Following its first iteration, presented simultaneously at KADIST Paris and the Palais de Tokyo in autumn 2024, the second chapter of the exhibition ‘Borders are Nocturnal Animals / Sienos yra naktiniai gyvūnai’ will take place this summer at the Contemporary Art Centre (CAC) in Vilnius.

Rooted in the geopolitical turmoil caused by the Russian war in Ukraine, the exhibition weaves threads between artworks included in the initial exhibitions in Paris and an extensive selection of artworks from the KADIST Collection. In this iteration, curators Neringa Bumblienė (CAC Vilnius) & Émilie Villez (KADIST advisor) will explore the regional colonial histories of Lithuania and beyond within a broader international framework, touching on issues including war scars, extractivism, ancestral healing, surveillance systems and diverse forms of individual and collective resilience.

 

CURATORIAL TEAM

NERINGA BUMBLIENĖ is a curator and writer whose work engages with contemporary art practices that sensitively reflect upon today’s global challenges while helping to imagine better futures. Often working on projects that involve new commissions, she invites artists into situations that stretch beyond their usual realm of practice.

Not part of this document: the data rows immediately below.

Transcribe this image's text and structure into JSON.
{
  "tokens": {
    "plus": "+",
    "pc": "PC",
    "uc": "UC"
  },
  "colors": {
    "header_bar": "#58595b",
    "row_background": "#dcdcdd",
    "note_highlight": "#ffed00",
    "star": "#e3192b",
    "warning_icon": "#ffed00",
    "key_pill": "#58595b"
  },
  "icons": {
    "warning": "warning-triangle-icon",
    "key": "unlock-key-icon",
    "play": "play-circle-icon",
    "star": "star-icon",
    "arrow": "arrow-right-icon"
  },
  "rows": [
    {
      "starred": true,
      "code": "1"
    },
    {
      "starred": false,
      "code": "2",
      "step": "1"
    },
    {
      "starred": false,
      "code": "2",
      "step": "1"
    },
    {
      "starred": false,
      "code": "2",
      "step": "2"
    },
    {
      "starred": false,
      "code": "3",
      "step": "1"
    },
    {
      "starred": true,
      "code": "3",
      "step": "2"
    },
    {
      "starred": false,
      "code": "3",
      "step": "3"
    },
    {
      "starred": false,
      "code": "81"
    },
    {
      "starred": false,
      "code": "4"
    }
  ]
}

Bumblienė is the artistic director and curator of the Vilnius Biennial of Performance Art, which held its inaugural edition in 2023. She curated the Lithuanian Pavilion at the 59th Biennale di Venezia in 2022 and has worked as a curator at the CAC in Vilnius since 2014. Her curatorial projects span large-scale international group exhibitions and performance festivals – including co-curating ’Borders Are Nocturnal Animals’ at the Palais de Tokyo and KADIST in Paris in 2024, and Baltic Triennial 13 in 2018 – as well as solo presentations of emerging and established artists, including Augustas Serapinas in 2025, Robertas Narkus in 2023, 2022 and 2020, Pierre Huyghe in 2022, Michael Rakowitz in 2020, Alejandro Cesarco in 2019, Daniel Steegmann Mangrané in 2018, Liam Gillick in 2017 and 2014, among others.

 

ÉMILIE VILLEZ is a Paris-based curator whose practice focuses on artistic and curatorial methodologies and the construction of institutions and institutional ecosystems. With decentralisation as a guiding principle, she looks to create relationships between artists of different generations and geographies to find new ways of apprehending the contemporary world.

In 2024, she curated ‘Des lignes de désir’, an exhibition featuring 28 graduates from the École des Beaux-Arts de Paris whose work had been commended by that year’s jury. Together with Neringa Bumblienė, she co-curated ‘Borders are Nocturnal Animals’ at the Palais de Tokyo and at KADIST in Paris as part of the Saison de la Lituanie.